Ende der 80er Jahre habe ich, da ich ja sonst nichts Besonderes zu tun hatte (ironisch gemeint!) eine Pfadfindergruppe aufgemacht. Zuerst, zum Leidwesen meiner Frau, auf unserer Wohnzimmercouch, die mit der Zeit zu klein wurde. Auf der Suche nach einem Gruppenraum habe ich sowohl bei der katholischen als auch bei der evangelischen Kirchengemeinde angefragt und letztendlich in der evangelischen Gemeinde einen Raum gefunden.
Alleine aus unserer Straße hatte ich sieben Kinder in unserer Pfadfindergruppe und das Ganze hat sich im Laufe der Zeit zu einem Stamm mit allen drei Zügen gebildet: Wölflinge (6 – 12 Jahre), Jungpfadfinder (12 – 14 Jahre), Pfadfinder (14 – 18 Jahre) und Rover (ab 18). Wir hatten sogar eine lange Warteliste mit Anfragen. Als alles gut lief, habe ich mich zurückgezogen und die Leitung den jungen Leuten übergeben. Leider hatten diese es dann aber versäumt, für Führungsnachwuchs zu sorgen. Als die Gruppenleiter dann zum Studium auf diverse Unis gingen, ist diese ganze Pfadfindergeschichte leider wieder auseinandergefallen.
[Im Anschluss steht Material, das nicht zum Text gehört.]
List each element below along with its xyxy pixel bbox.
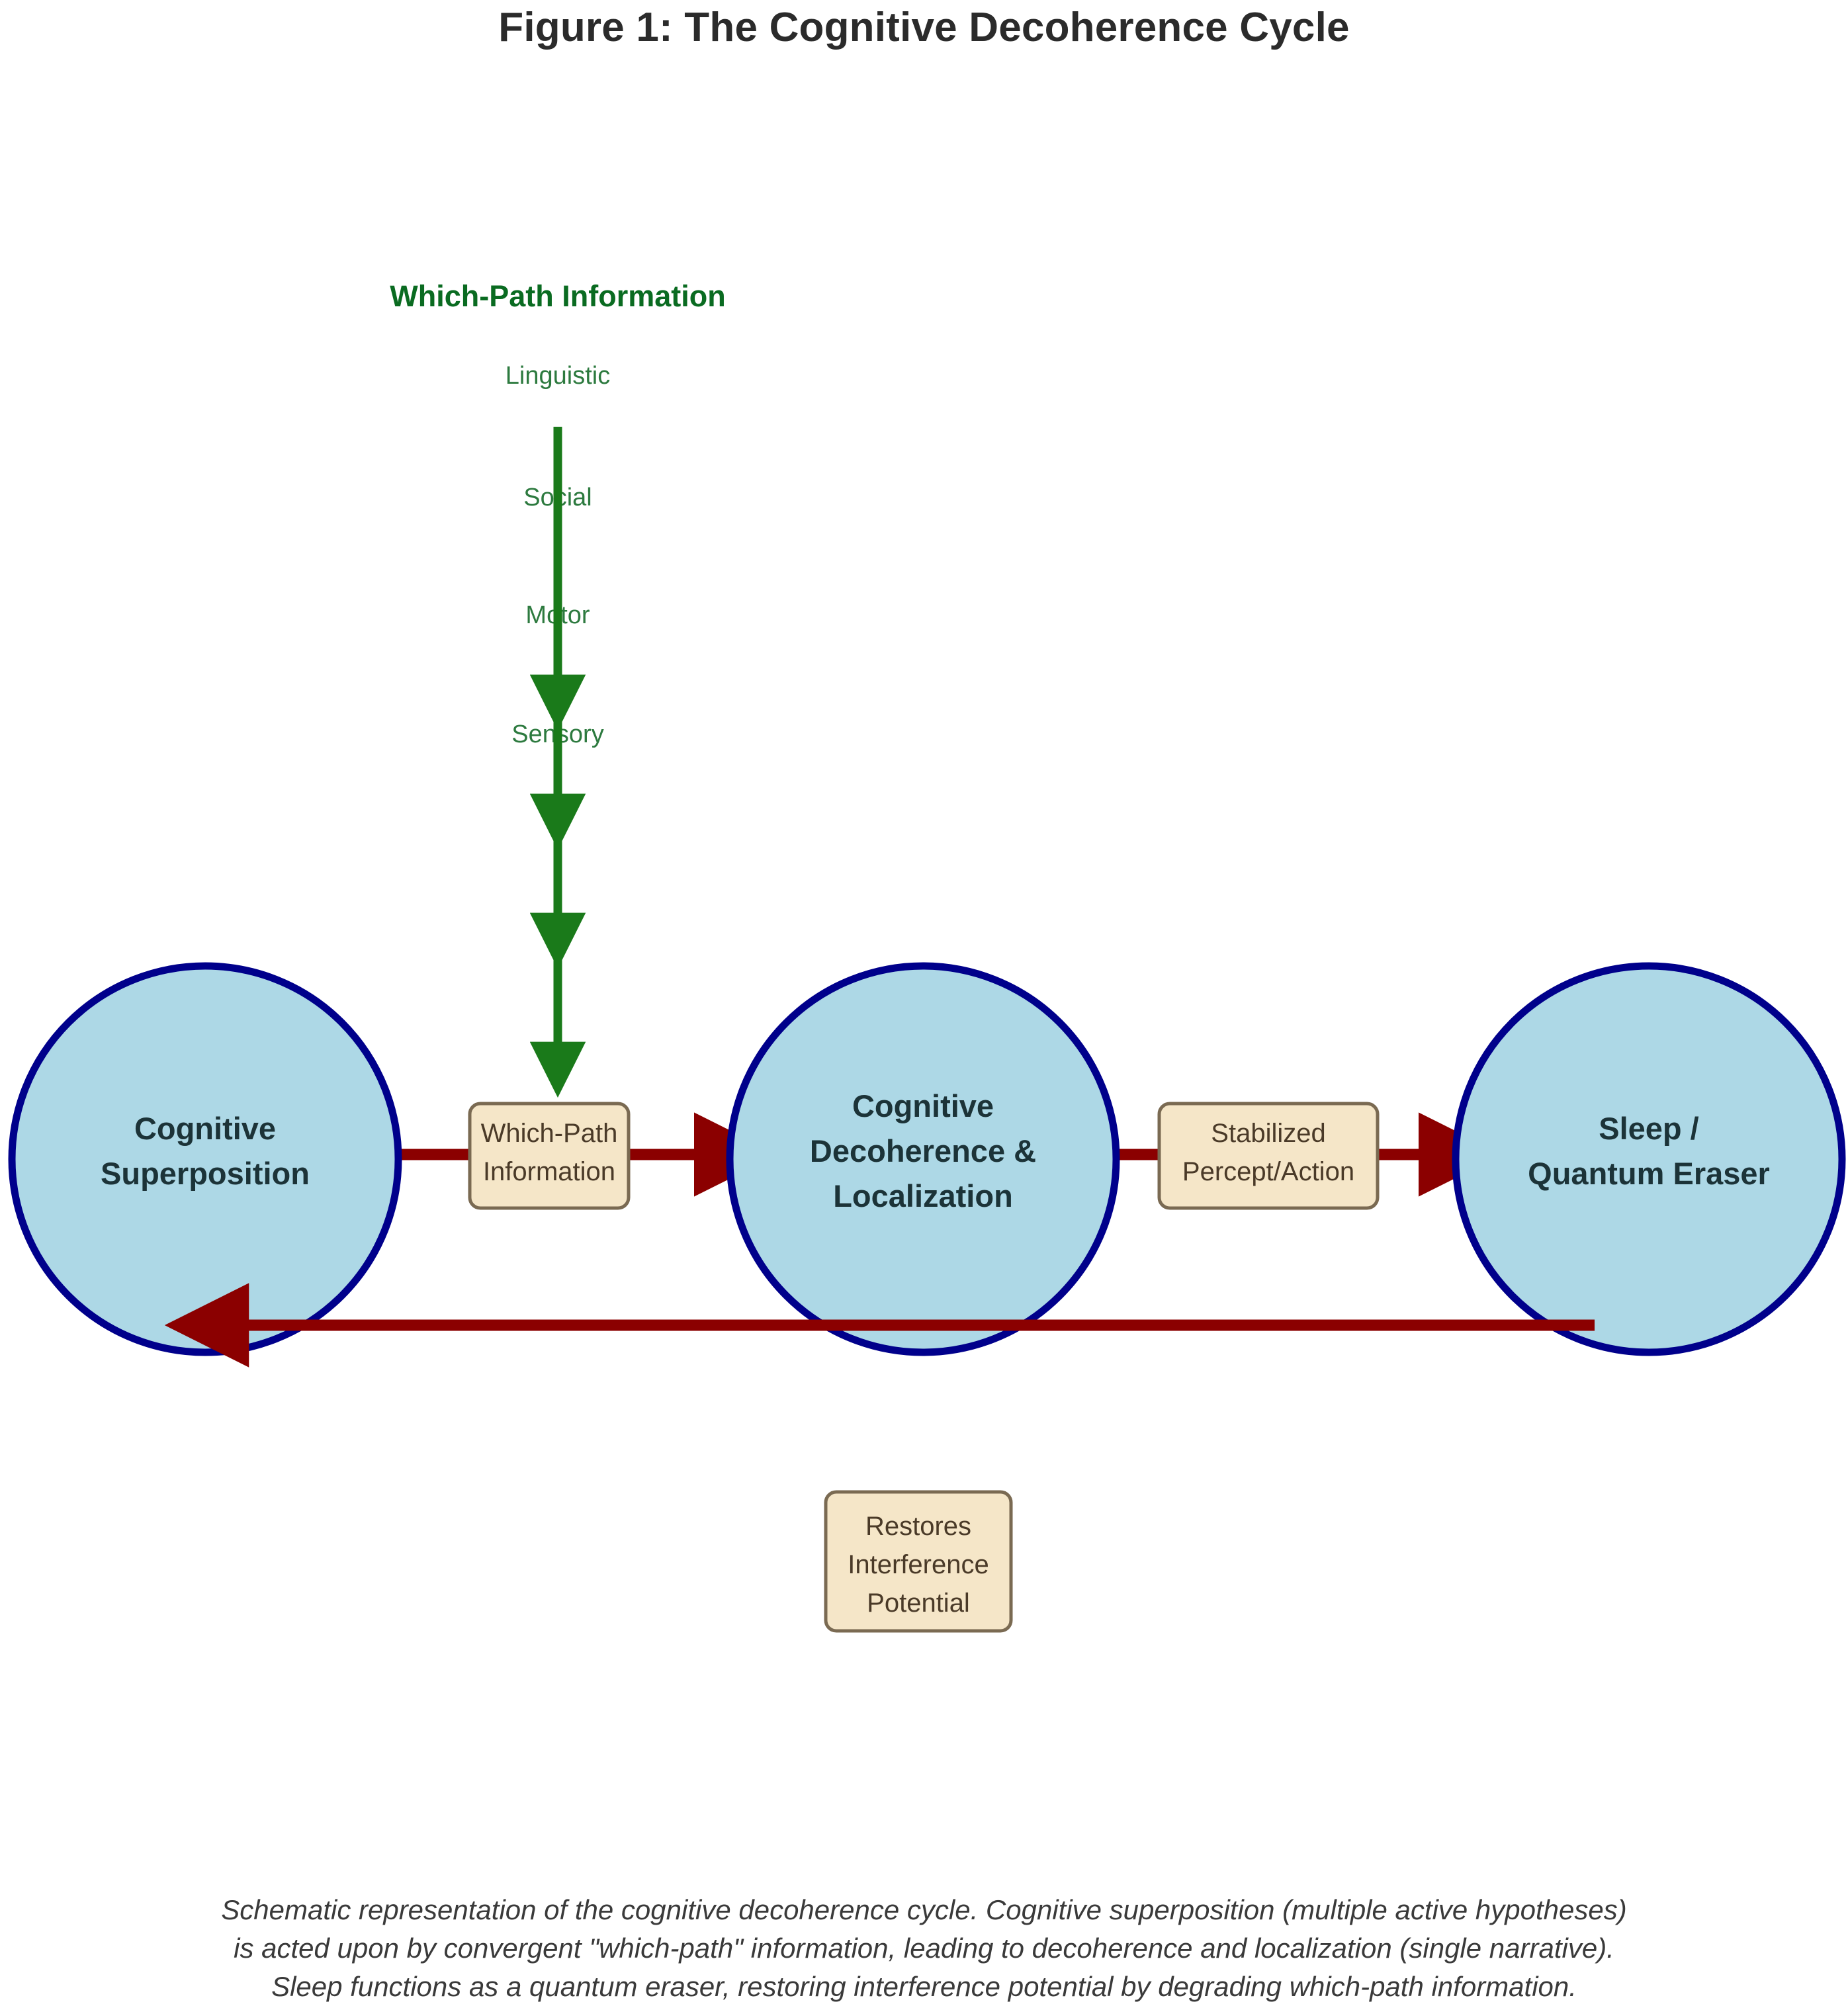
caption-line-1: Schematic representation of the cognitiv…: [26, 1891, 1822, 1929]
edge-label-stabilized-line2: Percept/Action: [1182, 1157, 1354, 1186]
edge-label-which-path-line2: Information: [483, 1157, 615, 1186]
node-superposition[interactable]: Cognitive Superposition: [12, 966, 398, 1352]
node-superposition-label-line1: Cognitive: [134, 1111, 276, 1146]
figure-caption: Schematic representation of the cognitiv…: [26, 1891, 1822, 2006]
caption-line-3: Sleep functions as a quantum eraser, res…: [26, 1968, 1822, 2006]
node-decoherence-label-line2: Decoherence &: [810, 1133, 1036, 1168]
which-path-item-linguistic: Linguistic: [506, 362, 610, 390]
node-decoherence-label-line1: Cognitive: [852, 1088, 994, 1123]
edge-label-stabilized-percept-action: Stabilized Percept/Action: [1159, 1104, 1378, 1208]
which-path-information-group: Which-Path Information Linguistic Social…: [390, 279, 725, 1088]
node-sleep[interactable]: Sleep / Quantum Eraser: [1456, 966, 1842, 1352]
edge-label-restores-interference-potential: Restores Interference Potential: [826, 1492, 1011, 1631]
edge-label-restores-line1: Restores: [865, 1512, 971, 1541]
node-sleep-label-line1: Sleep /: [1599, 1111, 1699, 1146]
node-sleep-label-line2: Quantum Eraser: [1528, 1156, 1770, 1191]
edge-label-restores-line2: Interference: [848, 1550, 989, 1579]
cognitive-decoherence-diagram: Which-Path Information Linguistic Social…: [0, 0, 1848, 1853]
caption-line-2: is acted upon by convergent "which-path"…: [26, 1929, 1822, 1968]
node-superposition-label-line2: Superposition: [101, 1156, 310, 1191]
edge-label-stabilized-line1: Stabilized: [1211, 1119, 1325, 1148]
edge-label-which-path-line1: Which-Path: [481, 1119, 618, 1148]
which-path-group-heading: Which-Path Information: [390, 279, 725, 313]
edge-label-restores-line3: Potential: [867, 1589, 970, 1618]
node-decoherence[interactable]: Cognitive Decoherence & Localization: [730, 966, 1116, 1352]
edge-label-which-path-information: Which-Path Information: [470, 1104, 629, 1208]
node-decoherence-label-line3: Localization: [833, 1178, 1013, 1213]
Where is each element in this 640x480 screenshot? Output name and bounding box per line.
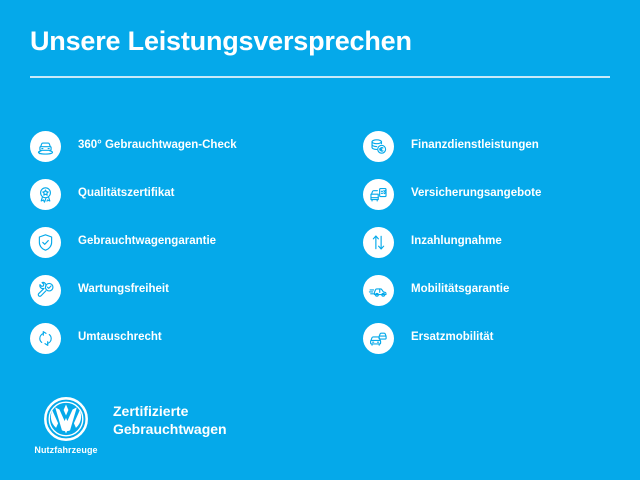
benefit-item-gebrauchtwagen-check[interactable]: 360° Gebrauchtwagen-Check bbox=[30, 122, 330, 170]
benefits-column-left: 360° Gebrauchtwagen-Check Qualitätszerti… bbox=[30, 122, 330, 362]
benefit-item-ersatzmobilitaet[interactable]: Ersatzmobilität bbox=[363, 314, 633, 362]
car-360-check-icon bbox=[30, 131, 61, 162]
footer-claim-line-2: Gebrauchtwagen bbox=[113, 420, 227, 438]
car-clipboard-icon bbox=[363, 179, 394, 210]
benefit-label: Umtauschrecht bbox=[78, 331, 162, 345]
brand-mark: Nutzfahrzeuge bbox=[32, 396, 100, 455]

Straßen haben für mich schon von Berufs wegen immer etwas ganz Besonderes. Wenn ich zum Beispiel als Dachdecker im Rahmen von Wartungsarbeiten auf den Dächern der evangelischen Gemeinde in der Carl-Jatho-Straße zu tun habe, habe ich vom Kirchturm aus einen sehr guten Überblick über den südlichen Teil der U-förmig verlaufenden Dreikönigenstraße, die mittlerweile komplett zugebaut ist.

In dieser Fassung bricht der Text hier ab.